What he was far less comfortable talking about, as he stared out into the faces of at least 100 journalists, were the details of where he had been injured. U.S. Soccer has labeled Pulisic’s injury a “pelvic contusion.” Asked by a reporter to clarify what that meant, Pulisic took a long pause.

“I mean,” he said, “it’s a pelvic contusion, you know?”

The specifics hardly matter. What does matter, at least for the United States, is that Pulisic admitted he was not sure he would be physically capable of going through a full training session with his teammates Thursday, 48 hours before they play the biggest game of their lives.

Pulisic’s problem, basically, is that the shot he took in the collision while scoring in Tuesday’s 1-0 victory had affected his ability to do his job. A soccer player’s hips, and especially any of the muscles and tendons and tissue that support them, do vital and interconnected work in assisting movement, turning and sprinting. Pulisic seemed to admit that, at least as of Thursday, he was not sure he had recovered sufficiently to be able to perform at the level he knows will be required on Saturday.

“I’m going to go now and meet with the team and the medical staff and make a decision on today, just kind of see how I’m feeling,” he said in his first public comments since the injury. “Taking it day by day for now, but doing everything in my power to be able to be out there on the field on Saturday.”

It had been excruciating, he admitted, to leave the game after scoring. Pulisic had lain on the field for several minutes after scoring, then needed assistance to get to his feet and remain standing. After a few minutes, he returned to the game, but minutes after that, the halftime whistle blew and he was gone down the stadium tunnel.

When his team returned to the field for the second half, Pulisic was missing, replaced by his teammate Brenden Aaronson.

“Obviously the emotions were running so high, so I was doing everything I could to continue playing,” Pulisic said of his brief return to the game. “It was all kind of a blur, to be honest.”

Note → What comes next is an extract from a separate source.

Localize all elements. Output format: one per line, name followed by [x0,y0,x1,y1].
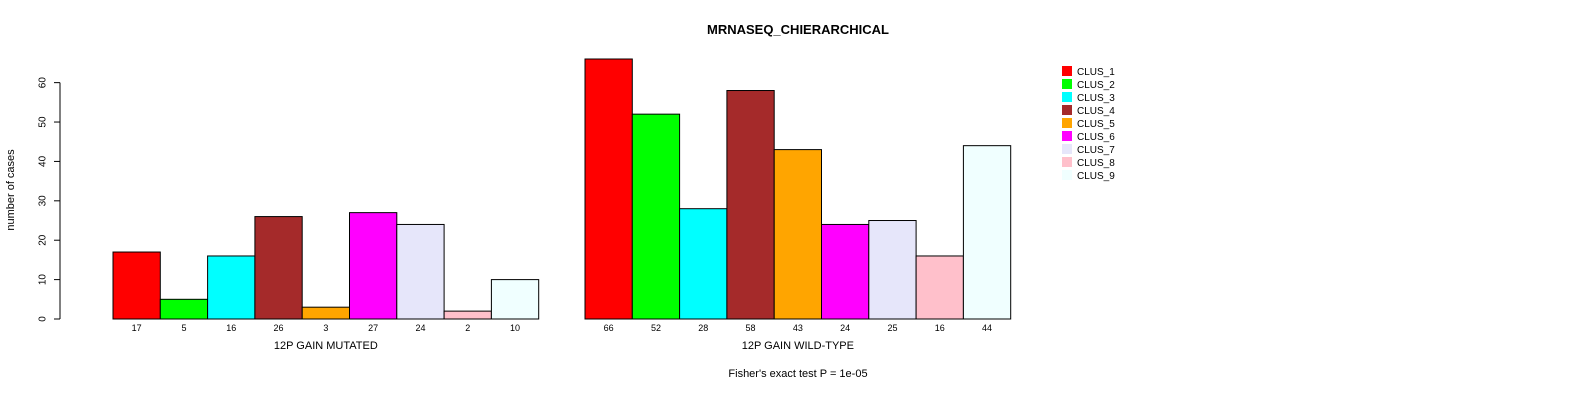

After an assessment of his condition was made at halftime, he said, the U.S. Soccer medical staff determined he needed to go to a hospital for scans to determine the full nature of his injury. A team trainer, Harris Patel, went along; on the way, Patel called up a video feed of the game on his phone so he and Pulisic could watch what they were missing.

“It was the hardest thing,” Pulisic said. “I think they were checking my blood sugar and everything, and it was flying through the roof, but it wasn’t because of anything — it was just me stress-watching the game. Once I got through that, and the final whistle blew, I was very happy.”

Saturday’s game would be a difficult one to miss. The United States has not played a knockout game at the World Cup since 2014, and the current team represents a new generation of players who have high hopes not only for this tournament, but for the World Cup that will take place in the United States, Canada and Mexico in 2026.

Pulisic already has one good memory from this year’s tournament — and one excruciating one. But as he sat alongside his teammate Timothy Weah, who has scored the Americans’ only other goal in Qatar, in the team’s opening game against Wales, Pulisic said they still felt they had a long way to go.

“It feels great to score in a World Cup,” Pulisic said when asked if he had enjoyed his special moment of the tournament already. “Timmy knows what that’s like. I’m hoping I haven’t had that moment yet. I’m hoping it’s in front of me.”